45. The isolated nucleic acid molecule of claim 44, wherein the fragment comprises at least 20 consecutive amino acid residues of residues 1-80 of SEQ ID NO:4.

46. The isolated nucleic acid molecule of claim 44, wherein the fragment comprises at least 30 consecutive amino acid residues of residues 1-80 of SEQ ID NO:4.

47. The isolated nucleic acid molecule of claim 44, wherein the fragment comprises at least 40 consecutive amino acid residues of residues 1-80 of SEQ ID NO:4.

48. The isolated nucleic acid molecule of claim 44, wherein the fragment comprises at least 50 consecutive amino acid residues of residues 1-80 of SEQ ID NO:4.

49. The isolated nucleic acid molecule of claim 42, 43, or 44, further comprising vector nucleic acid sequences.

50. The isolated nucleic acid molecule of claim 42, 43, or 44, further comprising nucleic acid sequences encoding a heterologous polypeptide.

51. A host cell which contains the nucleic acid molecule of claim 42, 43, or 44.

52. The host cell of claim 51 which is a mammalian host cell.

53. The host cell of claim 51 which is a non-mammalian host cell.

54. An isolated polypeptide selected from the group consisting of:

a. a fragment of a polypeptide comprising the amino acid sequence of SEQ ID NO:4; wherein the fragment comprises at least 12 consecutive amino acid residues of residues 1-80 of SEQ ID NO:4;

b. a naturally occurring allelic variant of a polypeptide comprising the amino acid sequence of any of SEQ ID NO:4, wherein the polypeptide is encoded by a nucleic acid molecule which hybridizes with a nucleic acid molecule consisting of the nucleotide sequence of residues 1-424 of SEQ ID NO:3 or a complement thereof under stringent conditions; and

c. a polypeptide which is encoded by a nucleic acid molecule comprising a nucleotide sequence which is at least 90% identical to a nucleic acid consisting of residues 1-424 of SEQ ID NO:3 or a complement thereof as determined using the BLAST algorithm.

55. The isolated polypeptide of claim 54 having the amino acid sequence of SEQ ID NO:4.

56. The isolated polypeptide of claim 54, wherein the fragment comprises at least 15 consecutive amino acid residues of residues 1-80 of SEQ ID NO:4.

57. The isolated polypeptide of claim 56, wherein the fragment comprises at least 20 consecutive amino acid residues of residues 1-80 of SEQ ID NO:4.

58. The isolated polypeptide of claim 56, wherein the fragment comprises at least 30 consecutive amino acid residues of residues 1-80 of SEQ ID NO:4.

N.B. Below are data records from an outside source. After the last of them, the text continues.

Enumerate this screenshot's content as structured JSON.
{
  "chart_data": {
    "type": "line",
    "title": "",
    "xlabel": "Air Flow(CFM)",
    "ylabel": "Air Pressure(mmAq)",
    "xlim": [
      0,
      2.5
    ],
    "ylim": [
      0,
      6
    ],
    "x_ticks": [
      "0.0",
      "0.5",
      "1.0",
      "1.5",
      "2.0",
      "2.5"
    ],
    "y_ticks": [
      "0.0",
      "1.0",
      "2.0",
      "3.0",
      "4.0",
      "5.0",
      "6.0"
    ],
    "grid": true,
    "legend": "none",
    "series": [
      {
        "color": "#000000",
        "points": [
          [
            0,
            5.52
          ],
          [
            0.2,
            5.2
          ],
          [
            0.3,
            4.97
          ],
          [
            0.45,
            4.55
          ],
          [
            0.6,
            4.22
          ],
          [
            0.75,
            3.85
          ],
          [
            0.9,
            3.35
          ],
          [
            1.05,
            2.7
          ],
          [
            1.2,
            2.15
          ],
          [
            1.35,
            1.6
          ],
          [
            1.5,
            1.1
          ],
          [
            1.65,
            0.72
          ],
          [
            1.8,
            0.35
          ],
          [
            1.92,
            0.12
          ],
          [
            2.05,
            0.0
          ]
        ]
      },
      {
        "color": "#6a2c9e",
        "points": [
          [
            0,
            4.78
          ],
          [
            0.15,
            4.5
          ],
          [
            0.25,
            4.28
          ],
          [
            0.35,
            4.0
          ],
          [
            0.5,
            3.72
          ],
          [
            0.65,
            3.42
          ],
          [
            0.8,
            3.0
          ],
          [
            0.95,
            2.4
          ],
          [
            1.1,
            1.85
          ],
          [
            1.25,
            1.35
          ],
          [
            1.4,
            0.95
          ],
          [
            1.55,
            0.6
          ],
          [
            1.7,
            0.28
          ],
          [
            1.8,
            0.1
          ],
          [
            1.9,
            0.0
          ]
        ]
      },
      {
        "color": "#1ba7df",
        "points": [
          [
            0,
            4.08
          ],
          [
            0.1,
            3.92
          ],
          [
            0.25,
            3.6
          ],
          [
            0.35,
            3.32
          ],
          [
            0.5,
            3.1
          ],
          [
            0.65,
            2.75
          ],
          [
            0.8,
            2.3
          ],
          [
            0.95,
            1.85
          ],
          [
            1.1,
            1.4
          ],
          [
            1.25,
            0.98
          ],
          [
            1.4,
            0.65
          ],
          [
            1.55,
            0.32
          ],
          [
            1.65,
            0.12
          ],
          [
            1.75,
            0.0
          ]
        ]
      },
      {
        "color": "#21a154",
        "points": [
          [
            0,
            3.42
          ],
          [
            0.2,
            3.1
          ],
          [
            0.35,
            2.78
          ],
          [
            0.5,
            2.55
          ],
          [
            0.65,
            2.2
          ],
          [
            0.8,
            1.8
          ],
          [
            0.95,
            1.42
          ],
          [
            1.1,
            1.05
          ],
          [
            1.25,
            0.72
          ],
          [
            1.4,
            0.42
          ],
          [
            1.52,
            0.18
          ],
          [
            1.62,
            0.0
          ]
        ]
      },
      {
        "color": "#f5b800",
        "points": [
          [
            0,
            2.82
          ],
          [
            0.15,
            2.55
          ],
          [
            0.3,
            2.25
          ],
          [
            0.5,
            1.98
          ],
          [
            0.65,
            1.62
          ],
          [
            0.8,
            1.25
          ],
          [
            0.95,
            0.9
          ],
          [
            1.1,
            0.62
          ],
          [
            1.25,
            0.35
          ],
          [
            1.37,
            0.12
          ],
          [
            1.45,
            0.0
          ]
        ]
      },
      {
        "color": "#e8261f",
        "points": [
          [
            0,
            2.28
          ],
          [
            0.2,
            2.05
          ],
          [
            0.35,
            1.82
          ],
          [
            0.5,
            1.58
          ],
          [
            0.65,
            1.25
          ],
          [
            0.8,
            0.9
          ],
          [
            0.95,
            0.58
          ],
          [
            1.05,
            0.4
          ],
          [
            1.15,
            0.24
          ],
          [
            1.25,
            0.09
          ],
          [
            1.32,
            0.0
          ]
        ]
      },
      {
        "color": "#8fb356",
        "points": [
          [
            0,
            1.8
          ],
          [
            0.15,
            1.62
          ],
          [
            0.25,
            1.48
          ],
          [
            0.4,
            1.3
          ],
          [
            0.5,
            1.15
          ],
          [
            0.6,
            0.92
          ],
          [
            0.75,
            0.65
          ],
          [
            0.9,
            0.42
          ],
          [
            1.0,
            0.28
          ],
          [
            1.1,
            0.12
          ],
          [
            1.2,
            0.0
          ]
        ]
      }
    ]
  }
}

59. The isolated polypeptide of claim 56, wherein the fragment comprises at least 40 consecutive amino acid residues of residues 1-80 of SEQ ID NO:4.

60. The isolated polypeptide of claim 56, wherein the fragment comprises at least 50 consecutive amino acid residues of residues 1-80 of SEQ ID NO:4.

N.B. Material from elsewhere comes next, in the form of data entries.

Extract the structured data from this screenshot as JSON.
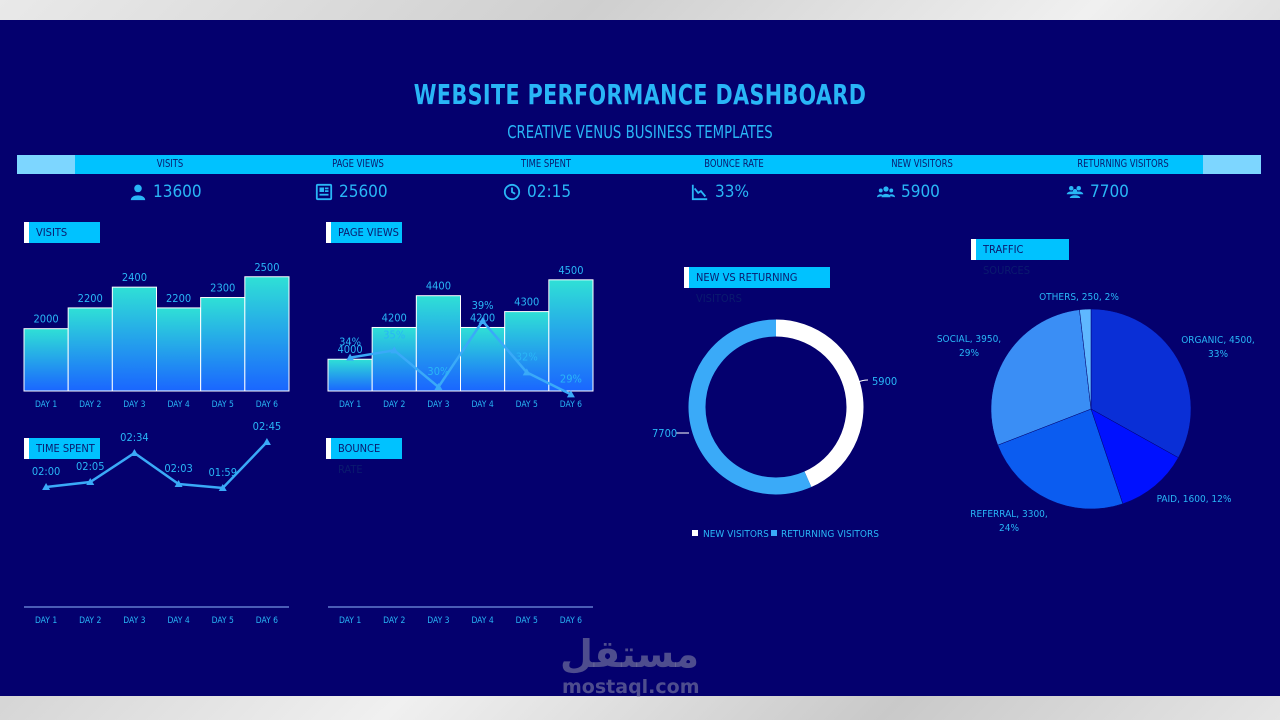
{
  "header": {
    "title": "WEBSITE PERFORMANCE DASHBOARD",
    "subtitle": "CREATIVE VENUS BUSINESS TEMPLATES"
  },
  "kpis": [
    {
      "label": "VISITS",
      "value": "13600",
      "icon": "user-icon"
    },
    {
      "label": "PAGE VIEWS",
      "value": "25600",
      "icon": "page-icon"
    },
    {
      "label": "TIME SPENT",
      "value": "02:15",
      "icon": "clock-icon"
    },
    {
      "label": "BOUNCE RATE",
      "value": "33%",
      "icon": "chart-down-icon"
    },
    {
      "label": "NEW VISITORS",
      "value": "5900",
      "icon": "group-icon"
    },
    {
      "label": "RETURNING VISITORS",
      "value": "7700",
      "icon": "crowd-icon"
    }
  ],
  "colors": {
    "background": "#04006e",
    "accent": "#00c2ff",
    "text": "#29b6f6",
    "bar_top": "#2fe0d6",
    "bar_bottom": "#1a66ff",
    "donut_new": "#ffffff",
    "donut_returning": "#3aaaf8",
    "pie_organic": "#0a2fd6",
    "pie_paid": "#0011ff",
    "pie_referral": "#0b5cf0",
    "pie_social": "#3a8ef5",
    "pie_others": "#5fb8ff"
  },
  "watermark": {
    "brand": "مستقل",
    "domain": "mostaql.com"
  },
  "chart_data": [
    {
      "type": "bar",
      "title": "VISITS",
      "categories": [
        "DAY 1",
        "DAY 2",
        "DAY 3",
        "DAY 4",
        "DAY 5",
        "DAY 6"
      ],
      "values": [
        2000,
        2200,
        2400,
        2200,
        2300,
        2500
      ],
      "ylim": [
        1400,
        2700
      ]
    },
    {
      "type": "bar",
      "title": "PAGE VIEWS",
      "categories": [
        "DAY 1",
        "DAY 2",
        "DAY 3",
        "DAY 4",
        "DAY 5",
        "DAY 6"
      ],
      "values": [
        4000,
        4200,
        4400,
        4200,
        4300,
        4500
      ],
      "ylim": [
        3800,
        4650
      ]
    },
    {
      "type": "line",
      "title": "TIME SPENT",
      "categories": [
        "DAY 1",
        "DAY 2",
        "DAY 3",
        "DAY 4",
        "DAY 5",
        "DAY 6"
      ],
      "labels": [
        "02:00",
        "02:05",
        "02:34",
        "02:03",
        "01:59",
        "02:45"
      ],
      "values": [
        120,
        125,
        154,
        123,
        119,
        165
      ],
      "ylim": [
        0,
        330
      ]
    },
    {
      "type": "line",
      "title": "BOUNCE RATE",
      "categories": [
        "DAY 1",
        "DAY 2",
        "DAY 3",
        "DAY 4",
        "DAY 5",
        "DAY 6"
      ],
      "labels": [
        "34%",
        "35%",
        "30%",
        "39%",
        "32%",
        "29%"
      ],
      "values": [
        34,
        35,
        30,
        39,
        32,
        29
      ],
      "ylim": [
        0,
        45
      ]
    },
    {
      "type": "pie",
      "donut": true,
      "title": "NEW VS RETURNING VISITORS",
      "categories": [
        "NEW VISITORS",
        "RETURNING VISITORS"
      ],
      "values": [
        5900,
        7700
      ],
      "labels": [
        "5900",
        "7700"
      ],
      "legend": "bottom"
    },
    {
      "type": "pie",
      "title": "TRAFFIC SOURCES",
      "categories": [
        "ORGANIC",
        "PAID",
        "REFERRAL",
        "SOCIAL",
        "OTHERS"
      ],
      "values": [
        4500,
        1600,
        3300,
        3950,
        250
      ],
      "percents": [
        33,
        12,
        24,
        29,
        2
      ],
      "labels": [
        [
          "ORGANIC, 4500,",
          "33%"
        ],
        [
          "PAID, 1600, 12%"
        ],
        [
          "REFERRAL, 3300,",
          "24%"
        ],
        [
          "SOCIAL, 3950,",
          "29%"
        ],
        [
          "OTHERS, 250, 2%"
        ]
      ]
    }
  ]
}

61. The isolated polypeptide of claim 54, wherein the amino acid sequence of the polypeptide further comprises heterologous amino acid residues.

62. An antibody which selectively binds with the polypeptide of claim 54, which antibody does not bind to a polypeptide comprising SEQ ID NO:2.

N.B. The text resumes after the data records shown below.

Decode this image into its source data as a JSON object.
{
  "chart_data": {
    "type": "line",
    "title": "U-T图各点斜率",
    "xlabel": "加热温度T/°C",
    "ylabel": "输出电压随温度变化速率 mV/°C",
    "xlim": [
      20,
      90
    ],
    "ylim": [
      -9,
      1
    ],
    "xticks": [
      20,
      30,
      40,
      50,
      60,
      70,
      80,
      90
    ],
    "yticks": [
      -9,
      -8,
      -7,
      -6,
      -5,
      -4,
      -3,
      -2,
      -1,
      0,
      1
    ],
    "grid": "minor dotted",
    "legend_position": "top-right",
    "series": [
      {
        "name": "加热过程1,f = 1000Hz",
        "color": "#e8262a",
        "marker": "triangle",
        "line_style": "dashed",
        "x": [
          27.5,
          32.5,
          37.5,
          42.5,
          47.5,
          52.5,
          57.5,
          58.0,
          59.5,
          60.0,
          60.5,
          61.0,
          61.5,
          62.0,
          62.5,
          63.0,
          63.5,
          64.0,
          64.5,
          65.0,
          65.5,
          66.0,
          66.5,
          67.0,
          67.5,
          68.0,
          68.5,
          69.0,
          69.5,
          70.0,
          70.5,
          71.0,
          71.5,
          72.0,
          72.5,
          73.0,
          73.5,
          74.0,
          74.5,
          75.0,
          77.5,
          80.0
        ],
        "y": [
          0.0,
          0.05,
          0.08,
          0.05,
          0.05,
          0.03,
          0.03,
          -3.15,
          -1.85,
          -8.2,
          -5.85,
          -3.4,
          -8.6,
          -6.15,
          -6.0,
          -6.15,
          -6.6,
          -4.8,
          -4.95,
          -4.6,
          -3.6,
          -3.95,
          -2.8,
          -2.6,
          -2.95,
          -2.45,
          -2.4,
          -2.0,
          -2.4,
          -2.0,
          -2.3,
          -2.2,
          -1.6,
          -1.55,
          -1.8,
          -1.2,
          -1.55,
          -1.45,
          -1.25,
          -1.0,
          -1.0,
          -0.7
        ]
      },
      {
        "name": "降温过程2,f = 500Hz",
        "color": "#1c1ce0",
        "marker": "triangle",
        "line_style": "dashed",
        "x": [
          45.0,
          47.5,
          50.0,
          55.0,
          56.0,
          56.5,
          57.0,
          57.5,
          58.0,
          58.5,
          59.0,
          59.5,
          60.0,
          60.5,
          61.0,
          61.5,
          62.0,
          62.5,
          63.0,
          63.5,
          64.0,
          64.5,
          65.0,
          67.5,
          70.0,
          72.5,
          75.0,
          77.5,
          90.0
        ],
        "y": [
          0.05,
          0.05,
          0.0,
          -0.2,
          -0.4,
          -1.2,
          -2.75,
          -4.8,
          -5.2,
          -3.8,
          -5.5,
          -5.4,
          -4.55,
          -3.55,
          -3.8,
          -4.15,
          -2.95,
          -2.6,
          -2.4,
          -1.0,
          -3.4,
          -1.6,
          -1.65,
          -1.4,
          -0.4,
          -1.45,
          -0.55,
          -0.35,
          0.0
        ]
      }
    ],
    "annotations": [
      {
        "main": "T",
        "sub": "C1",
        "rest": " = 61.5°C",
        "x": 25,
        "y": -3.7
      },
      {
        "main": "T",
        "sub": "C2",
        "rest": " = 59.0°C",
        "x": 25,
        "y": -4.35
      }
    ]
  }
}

63. A method for producing a polypeptide selected from the group consisting of:

c. a polypeptide which is encoded by a nucleic acid molecule comprising a nucleotide sequence which is at least 90% identical to a nucleic acid consisting of residues 1-424 of SEQ ID NO:3 or a complement thereof as determine using the BLAST algorithm.

said method comprising culturing the host cell of claim 51 under conditions in which the nucleic acid molecule is expressed.